In the extraction sector 7 between the head tray X=1 and the feed tray X=47, the number of holes in zone Z1 is less than the number of holes in zone Z2: the ratio of the number of holes in zone Z1 to the number of holes in zone Z₂ is 0.83.

In the backwash sector 8 between the tray x=48 and the bottom tray x=108, the number of holes in zone Z2 is less than the number of holes in zone Z3: the ratio of the number of holes in zone Z2 to the number of holes in zone Z3 is 0.80.

FIG. 4 illustrates the technical effect of this adjustment: it ensures homogeneity of hydraulic functioning along the column. Firstly, this adjustment makes it possible to obtain a coalesced layer thickness above the tray which is always within an optimal range so as to prevent the continuous phase from passing through the tray. Secondly, this adjustment keeps the axial velocity of the dispersed phase through the tray perforations substantially constant throughout the column: thus, in this example, the velocity distribution is centred around a reference velocity with a standard deviation of 0.02.

The adjustment of the number of perforations thus ensures constant performance regardless of variations in the flow rate of the dispersed phase along the column.

Counter-Example 2: Liquid-Liquid Extraction Column with a Constant Number of Holes

The column has a diameter of 2.9 m, a height of 42 m and is composed of a succession of 108 perforated trays. The feedstock is injected at intermediate tray No. 47. The heavy solvent is injected at the top of the column at tray 1. The counter solvent is injected at the bottom of the column at tray 108.

No adjustment is made: the number of holes is constant (5012 holes) and the characteristics of the trays are identical in all points.

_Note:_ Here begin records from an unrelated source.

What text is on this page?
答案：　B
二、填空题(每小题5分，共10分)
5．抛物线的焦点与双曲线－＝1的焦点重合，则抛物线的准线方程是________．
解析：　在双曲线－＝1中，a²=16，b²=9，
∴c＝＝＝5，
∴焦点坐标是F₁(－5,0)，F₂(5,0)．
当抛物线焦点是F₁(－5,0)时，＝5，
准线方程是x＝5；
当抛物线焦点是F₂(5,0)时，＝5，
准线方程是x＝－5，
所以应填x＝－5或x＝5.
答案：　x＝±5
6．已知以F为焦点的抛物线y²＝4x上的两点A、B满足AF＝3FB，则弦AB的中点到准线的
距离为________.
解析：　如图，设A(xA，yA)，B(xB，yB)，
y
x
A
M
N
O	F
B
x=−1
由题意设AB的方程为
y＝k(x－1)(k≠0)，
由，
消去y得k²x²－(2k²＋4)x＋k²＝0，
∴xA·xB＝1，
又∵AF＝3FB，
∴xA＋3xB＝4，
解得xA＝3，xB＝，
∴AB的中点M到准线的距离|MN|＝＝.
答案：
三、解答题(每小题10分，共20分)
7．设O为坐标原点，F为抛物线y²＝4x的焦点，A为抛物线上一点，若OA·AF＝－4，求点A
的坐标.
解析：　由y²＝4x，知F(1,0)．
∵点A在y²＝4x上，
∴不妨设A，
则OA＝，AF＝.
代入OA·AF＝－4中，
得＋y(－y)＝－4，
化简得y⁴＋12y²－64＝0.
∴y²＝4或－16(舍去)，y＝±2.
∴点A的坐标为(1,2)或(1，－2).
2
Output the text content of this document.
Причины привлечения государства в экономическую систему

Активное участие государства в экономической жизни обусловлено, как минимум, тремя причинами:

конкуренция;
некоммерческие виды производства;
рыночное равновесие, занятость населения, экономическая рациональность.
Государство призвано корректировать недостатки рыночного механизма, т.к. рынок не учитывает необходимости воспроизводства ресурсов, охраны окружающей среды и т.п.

FIG. 5 illustrates that, without adjustment of the number of holes, the thickness of the coalesced layer is too low for trays No. 1 to 40, i.e. more than 35% of the trays, which can lead to hydraulic malfunction and thus degrade the efficiency of the extraction sector.

Moreover, the non-adjustment of the number of holes leads to velocity heterogeneities through the perforations of the trays: the velocity distribution along the column can vary between 60% and 115% of the reference velocity (standard deviation=0.15). Such functioning leads to a decrease in the interfacial area of more than 50% in the low velocity zones, and thus to degradation of the column efficiency.

Claims

1. Liquid-liquid extraction column (1) comprising the following elements: a first injection point for a first phase (2) located at an intermediate position between the top and the bottom of the column (1);a second injection point for a second phase (3) and a third injection point for a backwash liquid (4), one being located at the top of the column (1) and the other being located at the bottom of the column (1);a first withdrawal point for an extract (5) and a second withdrawal point for a raffinate (6), one being located at the bottom of the column (1) and the other being located at the top of the column (1);a plurality of trays (Pi) located from the top of the column (1) to the bottom of the column (1) and defining n zones, each zone comprising at least two trays (Pi), n being between 2 and 30;in which the n zones comprise: at least one extraction zone Zi located between a zone Zi comprising the second injection point for the second phase (3), and a feed zone Zx comprising the first injection point for the first phase (2), x being greater than or equal to 1; andat least one backwash zone located between a zone Zx+1 and a zone Zn comprising the third injection point for the backwash liquid (4), n being greater than x;in which the trays (Pi) of the same zone have the same number of holes (9); andin which: when x is greater than 1, the number of holes (9) per perforated tray (Pi) of the zones Zi increases as the value i increases; andwhen x is equal to 1, the number of holes (9) per perforated tray (Pi) of the at least one backwash zone is less than or greater than than the number of holes (9) per perforated tray (Pi) of the zone Zi.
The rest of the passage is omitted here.